Die Klage ist zulässig, insbesondere ist die Klagefrist (§ 87 Abs. 1 Sozialgerichtsgesetz (SGG)) gewahrt. Der Widerspruchsbescheid ist dem Kläger am 16.12.2004 zugestellt worden, die Klageschrift ist am 17.01.2005, einem Montag, bei Gericht eingegangen. Die Feststellung des Sozialgerichts im Tatbestand des Urteils, die Klage sei am 18.01.2005 eingegangen, ist falsch. Zwar trägt die Klageschrift den Eingangsstempel vom 18.01.2005. Der Kläger hat aber durch die schlüssige und glaubhafte Erklärung seiner Bevollmächtigten und die eidesstattliche Versicherung ihres Vaters nachgewiesen, dass tatsächlich die Klageschrift schon am 17.01.2005 in den Briefkasten des Gerichts gelangt ist. Die Poststelle des Sozialgerichts hat auch eingeräumt, dass ein falscher Eingangsstempel auf die Klageschrift gelangt sein kann. Soweit das Sozialgericht nur "zu Gunsten des Klägers" von der Einhaltung der Klagefrist ausgegangen ist, ist darauf hinzuweisen, dass es von Amts wegen zu prüfen gehabt hätte, ob die Prozessvoraussetzungen vorliegen, wozu auch die Einhaltung der Klagefrist zählt. Es konnte nicht einerseits im Tatbestand feststellen, dass die Klage erst am 18.05.2005 eingegangen war, andererseits aber ohne weiteres von der Zulässigkeit der Klage ausgehen.
In der Sache ist der Bescheid der Beklagten vom 02.03.2004 nicht zu beanstanden. Der Kläger hat für den Zeitraum ab dem 01.01.2004 keinen Anspruch auf die Versorgung mit dem Arzneimittel Caverject oder einem vergleichbaren Arzneimittel.
Gemäß § 34 Abs. 1 Satz 7, 8 5. Buch Sozialgesetzbuch (SGB V) sind von der Versorgung Arzneimittel ausgeschlossen, bei deren Anwendung eine Erhöhung der Lebensqualität im Vordergrund steht. Ausgeschlossen sind u. a. Arzneimittel, die überwiegend zur Behandlung der erektilen Dysfunktion dienen. Hierzu zählt auch das hier streitige Arzneimittel Caverject (vgl. BSG, Urteil vom 18.07.2006 – B 1 KR 10/05 R). In der zitierten Entscheidung hat das BSG erneut bestätigt, dass nach der genannten Regelung ausnahmslos alle Arzneimittel von der Verordnung zu Lasten der GKV ausgeschlossen sind, die überwiegend zur Behandlung der erektilen Dysfunktion dienen. Der Senat kann zwar nachvollziehen, dass der Kläger angesichts seines Schicksals die Behandlung mit Caverject nicht als Erhöhung der Lebensqualität ansieht, sondern als Mittel zur Herstellung normaler körperlicher Funktionen. Gleichwohl schließt das Gesetz unabhängig von den Gründen für die erektile Dysfunktion ausdrücklich alle Mittel zur Behandlung dieser Gesundheitsstörung von Leistungspflicht aus.

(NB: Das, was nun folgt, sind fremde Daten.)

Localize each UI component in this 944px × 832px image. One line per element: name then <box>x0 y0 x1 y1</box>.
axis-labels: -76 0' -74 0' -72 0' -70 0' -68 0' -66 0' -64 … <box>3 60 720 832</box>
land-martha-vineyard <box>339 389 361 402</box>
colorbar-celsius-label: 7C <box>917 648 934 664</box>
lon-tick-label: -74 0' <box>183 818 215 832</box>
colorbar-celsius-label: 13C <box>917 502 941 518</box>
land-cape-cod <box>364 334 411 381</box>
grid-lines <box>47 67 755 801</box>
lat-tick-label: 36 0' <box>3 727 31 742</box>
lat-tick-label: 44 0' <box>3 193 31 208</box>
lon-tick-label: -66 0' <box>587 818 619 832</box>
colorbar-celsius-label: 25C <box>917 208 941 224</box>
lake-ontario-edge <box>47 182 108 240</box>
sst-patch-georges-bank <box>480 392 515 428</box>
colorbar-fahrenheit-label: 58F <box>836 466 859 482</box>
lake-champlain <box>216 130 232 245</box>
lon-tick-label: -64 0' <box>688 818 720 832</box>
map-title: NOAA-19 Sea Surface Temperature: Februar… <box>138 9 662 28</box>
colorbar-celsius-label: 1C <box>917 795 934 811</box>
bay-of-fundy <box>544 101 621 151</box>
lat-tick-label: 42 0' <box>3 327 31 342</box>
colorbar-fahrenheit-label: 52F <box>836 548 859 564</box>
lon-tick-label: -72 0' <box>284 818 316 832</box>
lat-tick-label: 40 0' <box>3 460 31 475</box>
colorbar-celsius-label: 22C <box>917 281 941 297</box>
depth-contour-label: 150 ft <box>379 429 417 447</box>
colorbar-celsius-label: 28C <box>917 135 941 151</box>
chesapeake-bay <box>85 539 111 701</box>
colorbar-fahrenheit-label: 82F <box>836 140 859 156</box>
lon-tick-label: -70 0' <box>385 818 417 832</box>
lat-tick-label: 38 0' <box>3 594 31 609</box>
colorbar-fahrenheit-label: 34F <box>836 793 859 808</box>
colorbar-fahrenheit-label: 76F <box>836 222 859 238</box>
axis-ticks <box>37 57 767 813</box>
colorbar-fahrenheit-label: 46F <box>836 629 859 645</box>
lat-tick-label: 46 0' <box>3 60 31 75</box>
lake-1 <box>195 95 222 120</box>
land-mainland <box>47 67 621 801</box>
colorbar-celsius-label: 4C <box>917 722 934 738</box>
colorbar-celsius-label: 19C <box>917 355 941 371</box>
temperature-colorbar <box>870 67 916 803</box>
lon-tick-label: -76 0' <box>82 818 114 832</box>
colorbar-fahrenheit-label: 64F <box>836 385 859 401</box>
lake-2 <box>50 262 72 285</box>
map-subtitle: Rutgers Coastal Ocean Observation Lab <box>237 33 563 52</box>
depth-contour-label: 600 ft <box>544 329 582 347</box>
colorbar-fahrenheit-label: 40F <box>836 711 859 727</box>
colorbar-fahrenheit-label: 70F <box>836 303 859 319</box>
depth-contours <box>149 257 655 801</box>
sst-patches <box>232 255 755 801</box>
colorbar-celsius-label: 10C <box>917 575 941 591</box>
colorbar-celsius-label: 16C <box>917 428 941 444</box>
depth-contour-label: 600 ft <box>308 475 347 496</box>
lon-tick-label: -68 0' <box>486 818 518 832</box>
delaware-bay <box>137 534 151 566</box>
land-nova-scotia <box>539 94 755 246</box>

Dieser Leistungsausschluss ist mit höherrangigem Recht vereinbar. Die Auffassung des Klägers, der Ausschluss sei unverhältnismäßig, weil der Gesetzgeber keine Ausnahmeregelung für medizinische Härtefälle vorgesehen habe, teilt der Senat nicht. Davon abgesehen, dass es schon zweifelhaft erscheint, in welcher Weise solche Härtefälle hätten sachgerecht abgegrenzt werden können, liegt es in der Gestaltungsfreiheit des Gesetzgebers, auch Leistungen völlig aus der GKV auszuschließen. Der Senat schließt sich insoweit den Ausführungen des BSG in dem genannten Urteil an.
Die Kostenentscheidung beruht auf § 193 SGG.
Gründe für die Zulassung der Revision liegen nicht vor, insbesondere hat der Rechtsstreit im Hinblick auf die gefestigte Rechtsprechung des BSG keine grundsätzliche Bedeutung.